Auch die Venus hat ihre negativen Seiten, einige wurden schon erwähnt. Bei Übertreibungen ist am deutlichsten das Umkippen der Gefühle festzustellen, gleich einem kompensativen Mechanismus. Aus Anziehung wird Abstoßung, aus Schönheit Häßlichkeit, aus Kunst Gekünsteltes. Liebevolle Gestaltung führt zur Übertreibung und wird zum Kitsch. Echte venusische Geselligkeit und Gastfreundschaft kann zur leeren, lügen-haften Schöntuerei zum Beispiel auf Partys führen. Aus der natürlichen Sensitivität resultiert eine Überempfindlichkeit gegenüber Kritik oder Ablehnung. Die Faszination durch das der eigenen Natur Entgegengesetzte kann so stark auftreten, daß die merk-würdigsten Beziehungen daraus hervorgehen. Zum Beispiel sucht sich ein weicher, nachgiebiger, zarter Venustyp einen starken Partner aus, der sie quält. Sehr häufig verkehrt sich die Unfähigkeit, Realitäten und Hässlichkeiten zu sehen in Schönfärberei und eine Unfähigkeit, Konflikte auszutragen. Sie kann etwas als gut und schön deklarieren, nicht weil sie es so empfindet, sondern weil es leichter ist, anderen in den Mund zu reden. Dabei handelt es sich nicht um eine Lüge, sondern um einen Akt der Anpassung.

Eine angepaßte Venus will Harmonie um jeden Preis und macht faule Kompromisse. Sie verdrängt die Wahrheit und lebt lieber in einer scheinbar heilen Welt, in der alles in Ordnung ist. So gesehen ist die Venus nicht konfliktfähig, sie ist unfähig aktiv ins eigene Schicksal einzugreifen und zieht es vor, in einer gläsernen Harmonie, in einem goldenen Käfig gefangen zu bleiben.

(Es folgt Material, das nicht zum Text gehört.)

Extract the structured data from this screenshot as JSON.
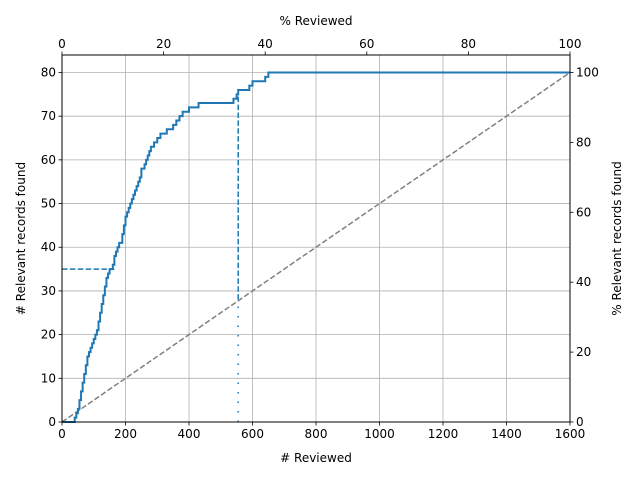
{
  "chart_data": {
    "type": "line",
    "xlabel": "# Reviewed",
    "ylabel": "# Relevant records found",
    "top_xlabel": "% Reviewed",
    "right_ylabel": "% Relevant records found",
    "xlim": [
      0,
      1600
    ],
    "ylim": [
      0,
      84
    ],
    "top_xlim": [
      0,
      100
    ],
    "right_ylim": [
      0,
      105
    ],
    "x_ticks": [
      0,
      200,
      400,
      600,
      800,
      1000,
      1200,
      1400,
      1600
    ],
    "y_ticks": [
      0,
      10,
      20,
      30,
      40,
      50,
      60,
      70,
      80
    ],
    "top_x_ticks": [
      0,
      20,
      40,
      60,
      80,
      100
    ],
    "right_y_ticks": [
      0,
      20,
      40,
      60,
      80,
      100
    ],
    "grid": true,
    "colors": {
      "series": "#1f77b4",
      "random": "#808080"
    },
    "series": [
      {
        "style": "solid",
        "x": [
          0,
          35,
          40,
          45,
          50,
          55,
          60,
          65,
          70,
          75,
          80,
          85,
          90,
          95,
          100,
          105,
          110,
          115,
          120,
          125,
          130,
          135,
          140,
          145,
          150,
          160,
          165,
          170,
          175,
          180,
          190,
          195,
          200,
          205,
          210,
          215,
          220,
          225,
          230,
          235,
          240,
          245,
          250,
          260,
          265,
          270,
          275,
          280,
          290,
          300,
          310,
          330,
          350,
          360,
          370,
          380,
          400,
          430,
          520,
          540,
          550,
          555,
          560,
          580,
          590,
          600,
          640,
          650,
          1600
        ],
        "y": [
          0,
          0,
          1,
          2,
          3,
          5,
          7,
          9,
          11,
          13,
          15,
          16,
          17,
          18,
          19,
          20,
          21,
          23,
          25,
          27,
          29,
          31,
          33,
          34,
          35,
          36,
          38,
          39,
          40,
          41,
          43,
          45,
          47,
          48,
          49,
          50,
          51,
          52,
          53,
          54,
          55,
          56,
          58,
          59,
          60,
          61,
          62,
          63,
          64,
          65,
          66,
          67,
          68,
          69,
          70,
          71,
          72,
          73,
          73,
          74,
          75,
          76,
          76,
          76,
          77,
          78,
          79,
          80,
          80
        ]
      },
      {
        "style": "dashed",
        "x": [
          0,
          1600
        ],
        "y": [
          0,
          80
        ]
      }
    ],
    "annotations": {
      "h_dashed": {
        "y": 35,
        "x_end": 165
      },
      "v_dashed": {
        "x": 555,
        "y_start": 28,
        "y_end": 75
      },
      "v_dotted": {
        "x": 555,
        "y_start": 0,
        "y_end": 28
      }
    }
  }
}
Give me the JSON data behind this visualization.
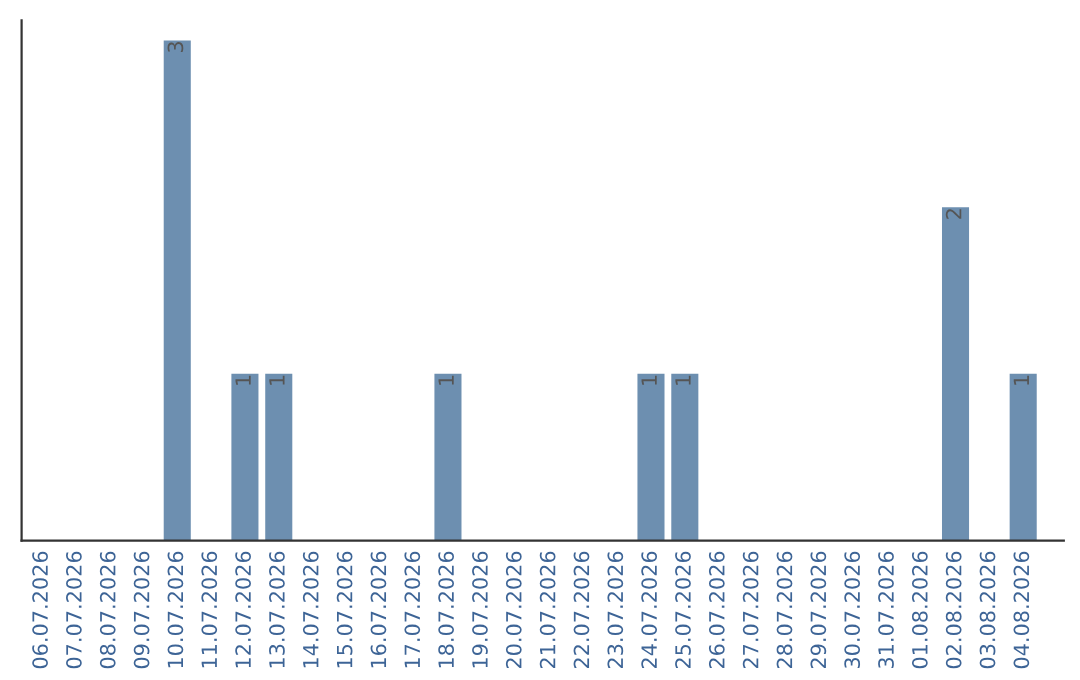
{
  "chart_data": {
    "type": "bar",
    "categories": [
      "06.07.2026",
      "07.07.2026",
      "08.07.2026",
      "09.07.2026",
      "10.07.2026",
      "11.07.2026",
      "12.07.2026",
      "13.07.2026",
      "14.07.2026",
      "15.07.2026",
      "16.07.2026",
      "17.07.2026",
      "18.07.2026",
      "19.07.2026",
      "20.07.2026",
      "21.07.2026",
      "22.07.2026",
      "23.07.2026",
      "24.07.2026",
      "25.07.2026",
      "26.07.2026",
      "27.07.2026",
      "28.07.2026",
      "29.07.2026",
      "30.07.2026",
      "31.07.2026",
      "01.08.2026",
      "02.08.2026",
      "03.08.2026",
      "04.08.2026"
    ],
    "values": [
      0,
      0,
      0,
      0,
      3,
      0,
      1,
      1,
      0,
      0,
      0,
      0,
      1,
      0,
      0,
      0,
      0,
      0,
      1,
      1,
      0,
      0,
      0,
      0,
      0,
      0,
      0,
      2,
      0,
      1
    ],
    "value_labels": [
      null,
      null,
      null,
      null,
      "3",
      null,
      "1",
      "1",
      null,
      null,
      null,
      null,
      "1",
      null,
      null,
      null,
      null,
      null,
      "1",
      "1",
      null,
      null,
      null,
      null,
      null,
      null,
      null,
      "2",
      null,
      "1"
    ],
    "color": "#6d8fb0",
    "tick_labels": "x",
    "grid": false
  }
}
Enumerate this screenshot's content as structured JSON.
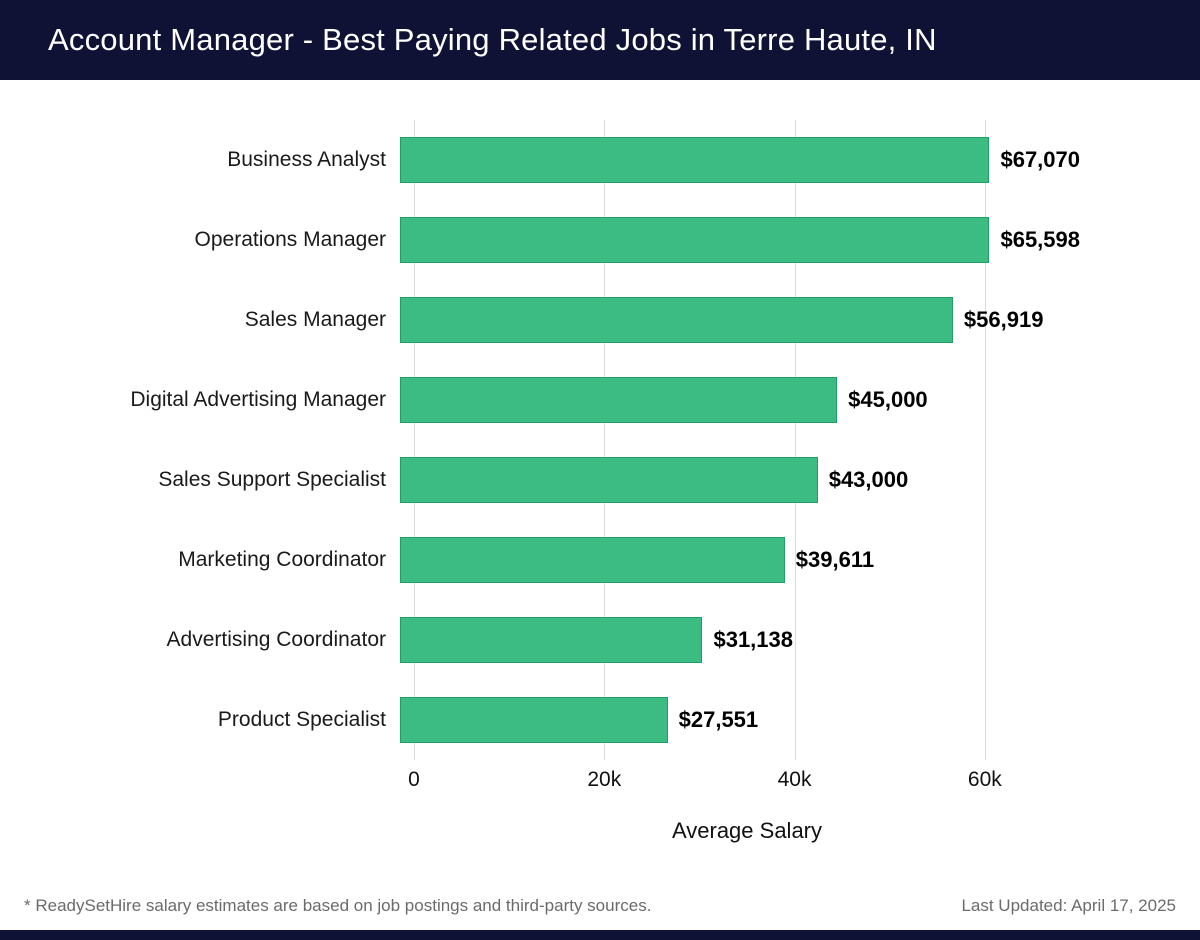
{
  "header": {
    "title": "Account Manager - Best Paying Related Jobs in Terre Haute, IN"
  },
  "chart_data": {
    "type": "bar",
    "orientation": "horizontal",
    "title": "Account Manager - Best Paying Related Jobs in Terre Haute, IN",
    "categories": [
      "Business Analyst",
      "Operations Manager",
      "Sales Manager",
      "Digital Advertising Manager",
      "Sales Support Specialist",
      "Marketing Coordinator",
      "Advertising Coordinator",
      "Product Specialist"
    ],
    "values": [
      67070,
      65598,
      56919,
      45000,
      43000,
      39611,
      31138,
      27551
    ],
    "value_labels": [
      "$67,070",
      "$65,598",
      "$56,919",
      "$45,000",
      "$43,000",
      "$39,611",
      "$31,138",
      "$27,551"
    ],
    "xlabel": "Average Salary",
    "ylabel": "",
    "xlim": [
      0,
      70000
    ],
    "xticks": [
      {
        "value": 0,
        "label": "0"
      },
      {
        "value": 20000,
        "label": "20k"
      },
      {
        "value": 40000,
        "label": "40k"
      },
      {
        "value": 60000,
        "label": "60k"
      }
    ],
    "grid": "vertical",
    "legend": "none"
  },
  "colors": {
    "header_bg": "#101235",
    "bar_fill": "#3cbc82",
    "bar_border": "#1d9e62",
    "gridline": "#dcdcdc"
  },
  "footer": {
    "note": "* ReadySetHire salary estimates are based on job postings and third-party sources.",
    "last_updated": "Last Updated: April 17, 2025"
  }
}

Eine weitere Schwäche der Venus ist die Eitelkeit, die Gefallsucht. Sie ist abhängig vom Feedback und tut alles, um beliebt zu sein. Daraus kann ein Narzißmus, eine übertriebene Selbstliebe resultieren, häufig wenn die Venus vor oder am AC, dem Ich-Punkt im Horoskop, steht. Im Streßbereich der kardinalen Achsen wirken besondere kompensative Kräfte auf die Planeten ein. Bei der Venus wandelt sich häufig die Anmut in eine gekünstelte Posse, die Schönheit in Aufmachung, die Eleganz in Schlampigkeit, die lebendige Sinnenlust in Formalismus, Ihre Wirkung ist dann nicht mehr natürlich und anziehend, sondern übertrieben, aufdringlich und auch oft abstoßend.

Auch der Mythos zeigt uns die Venus-Aphrodite in doppelter Gestalt. Als eine, die aus dem Schaum des Meeres geboren wird und einer höheren Ordnung entstammt und als Aphrodite pandemos, die der niederen Welt angehört. Das Leben im Gleichgewicht zu halten ist die Kunst der Künste und das lehrt uns die Venus. As Venus in der Waage ist sie die Göttin der reinen, himmlischen Liebe, als Venus im Stier regiert sie die Sinnenlust. Beide Möglichkeiten entsprechen der Liebe …

Weisheit

Die transformierte Venus ist vom höheren Standort aus der Maßstab der Weisheit, die Fähigkeit, sich in der realen Welt zu bewegen und zu Recht zu finden, ohne anzustoßen und ohne mit irgendetwas oder irgendjemanden in Schwierigkeiten zu geraten. Für bestehende Probleme, Mängel und Fehlfunktionen sucht sie brauchbare Lösungen, Konflikte und einseitiges Vorgehen ordnet sie in das Ganze ein, im Verstehen der Zusammenhänge bringt sie vieles in die richtige Proportion, nimmt symbolisch gesprochen, den Stachel heraus. Bei schwerwiegenden Konflikten kann sie vermittelnd wirken und baut Brücken des Verstehens zwischen streitenden Parteien.

Von einer höheren Warte aus betrachtet bedeutet die Venus „reine Vernunft", sie kann niemanden verletzen, niemandem weh tun, sie bringt jedem noch so armen Menschen Liebe und Verständnis entgegen. Alice A. Bailey nennt die Venus als esoterische Herrscherin des Zeichens Zwillinge den Planet der „beweglichen Synthese". In ihrer Beweglichkeit ist sie Lebenskünstlerin, ausgleichend, beglückend und eine Meisterin der angenehmen Art. Venus kann Raum und Zeit harmonisch verbinden, vermag das zu schaffen, was man Atmosphäre nennt. Sie kann erfreuen, erheitern, die Lebensqualität steigern und durch Verständnis streitende Parteien versöhnen. Ihr ist die Lebenskunst eigen, Harmonie zu bringen, guten Willen zu zeigen und durch einen freundlichen Umgang und Verständnis für andere, menschliche Beziehungen zu erleichtern und zu verschönern.